Table 1. Characteristics of testers.

The system evaluation involved a sample of 20 people with different characteristics (see Table 1). To evaluate the systems, the recommendations obtained using LOD were compared with the ones made using the Foursquare APIs. The first evaluation made on the results extracted from the forms filled in by participants concerned the precision value of the system. Precision measures the ability of the system to return a route containing highly relevant POIs. The next evaluation carried out concerned the level of novelty and non-obviousness of the recommended itineraries. This assessment arises from the fact that an itinerary, in order to maximize the active user’s satisfaction, has to not only include highly relevant POIs, but also achieve a significative level of novelty and a low level of obviousness in the routes returned. For assessing novelty and obviousness, we exploited data given by the user when filling in the evaluation form. The last test carried out concerned the serendipity metric, which measures how successful and surprising the recommendations are. The obtained experimental results are shown in Fig. 2. It can be noted that the results achieved by the system were encouraging for both versions tested. The graph in Fig. 2(a) shows that the system exploiting LOD has a slightly higher average precision value than the system exploiting Foursquare (FQ) data. As for novelty and non-obviousness (see Fig. 2(b) and (c)), the LOD-based system still achieved better results than its variant. As for serendipity, the results reported in Fig. 2(d) show that the LOD-based system attained encouraging levels of serendipity, albeit slightly lower than the FQ-based system.

Fig. 2.
figure 2

Comparison analysis between the system based on LOD and the system based on Foursquare (FQ) data.

5 Conclusions

In this paper, we have described a personalized recommender system of itineraries that exploits linked open data (LOD) and takes into account the physical and social context of the target user. The preliminary experimental results show that LOD is indeed useful for realizing such systems.

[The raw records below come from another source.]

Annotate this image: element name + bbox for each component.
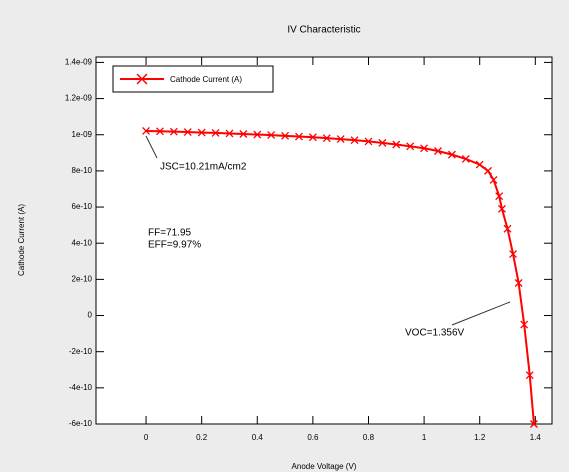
marker: [489, 175, 498, 184]
marker: [350, 136, 359, 145]
plot-area: [95, 56, 553, 425]
marker: [520, 320, 529, 329]
x-tick-label: 0.4: [252, 433, 264, 442]
y-tick-label: -4e-10: [69, 383, 93, 392]
marker: [392, 140, 401, 149]
x-tick-label: 1.2: [474, 433, 486, 442]
marker: [529, 420, 538, 428]
y-tick-label: 0: [88, 311, 93, 320]
marker: [308, 133, 317, 142]
x-tick-label: 1: [422, 433, 427, 442]
marker: [484, 166, 493, 175]
marker: [378, 138, 387, 147]
marker: [509, 250, 518, 259]
marker: [183, 128, 192, 136]
marker: [336, 135, 345, 144]
y-tick-label: 8e-10: [72, 166, 93, 175]
marker: [447, 150, 456, 159]
marker: [420, 144, 429, 153]
marker: [525, 371, 534, 380]
marker: [406, 142, 415, 151]
chart-title: IV Characteristic: [287, 25, 360, 36]
annotation-pointer: [451, 301, 511, 326]
marker: [281, 131, 290, 140]
y-tick-label: 2e-10: [72, 274, 93, 283]
y-tick-label: 1.2e-09: [65, 94, 93, 103]
y-tick-label: 1e-09: [72, 130, 93, 139]
annotation: EFF=9.97%: [148, 240, 201, 251]
y-tick-label: -6e-10: [69, 419, 93, 428]
marker: [514, 279, 523, 287]
marker: [322, 134, 331, 143]
marker: [434, 147, 442, 155]
marker: [461, 155, 470, 163]
x-tick-label: 0.2: [196, 433, 208, 442]
marker: [253, 130, 262, 139]
x-tick-label: 0.6: [307, 433, 319, 442]
annotation: JSC=10.21mA/cm2: [160, 162, 247, 173]
y-axis-label: Cathode Current (A): [17, 204, 26, 276]
marker: [495, 192, 504, 201]
legend-marker: [136, 73, 148, 85]
marker: [364, 137, 373, 146]
marker: [225, 129, 234, 138]
x-tick-label: 0: [144, 433, 149, 442]
x-tick-label: 0.8: [363, 433, 375, 442]
marker: [211, 128, 220, 137]
marker: [155, 127, 164, 136]
y-tick-label: -2e-10: [69, 347, 93, 356]
marker: [503, 224, 512, 233]
y-tick-label: 4e-10: [72, 238, 93, 247]
annotation-pointer: [145, 135, 158, 159]
marker: [169, 127, 178, 136]
marker: [197, 128, 206, 137]
legend-label: Cathode Current (A): [170, 75, 242, 84]
x-tick-label: 1.4: [530, 433, 542, 442]
annotation: VOC=1.356V: [405, 328, 465, 339]
annotation: FF=71.95: [148, 228, 192, 239]
y-tick-label: 6e-10: [72, 202, 93, 211]
x-axis-label: Anode Voltage (V): [292, 462, 357, 471]
marker: [295, 132, 303, 141]
marker: [239, 130, 248, 138]
y-tick-label: 1.4e-09: [65, 58, 93, 67]
marker: [497, 204, 506, 213]
marker: [267, 131, 276, 140]
marker: [475, 160, 484, 169]
marker: [142, 126, 151, 135]
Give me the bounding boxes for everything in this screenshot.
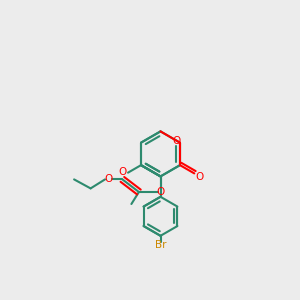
Text: O: O (172, 136, 181, 146)
Text: O: O (118, 167, 127, 177)
Text: O: O (156, 187, 165, 197)
Text: Br: Br (155, 240, 166, 250)
Text: O: O (104, 174, 112, 184)
Text: O: O (196, 172, 204, 182)
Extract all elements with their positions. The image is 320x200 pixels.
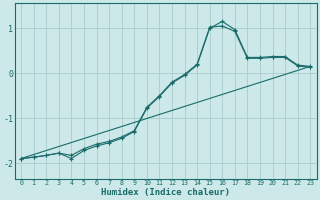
X-axis label: Humidex (Indice chaleur): Humidex (Indice chaleur)	[101, 188, 230, 197]
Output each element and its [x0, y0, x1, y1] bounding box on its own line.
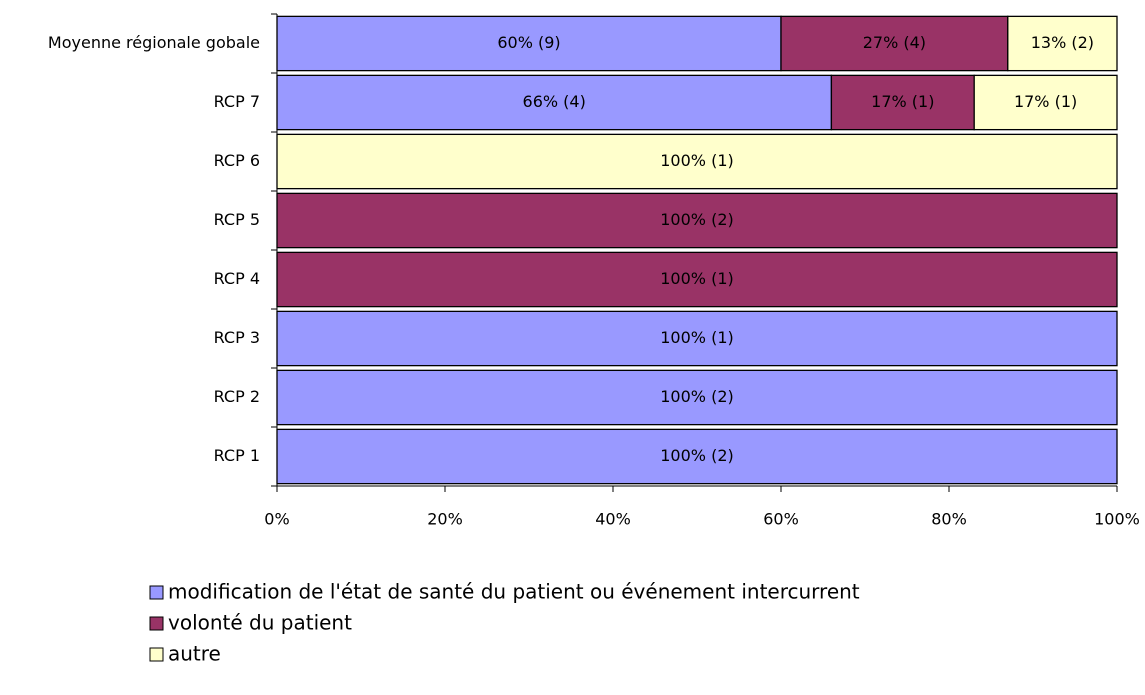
bar-label: 100% (2) — [660, 446, 734, 465]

Although such findings are encouraging, the possible future developments of this research work are various and can concern each of the modules of the proposed recommender. Moreover, it is certainly necessary to perform further experimental tests with more users and scenarios. Finally, further research activities are necessary for integrating the user profiles with additional information about their personality [12, 13], as well as the temporal dynamics [14, 15] and the actual nature [16,17,18] of their interests. Browsing activities on the Web are also rich of relevant information that can be considered in the user modeling process [19, 20].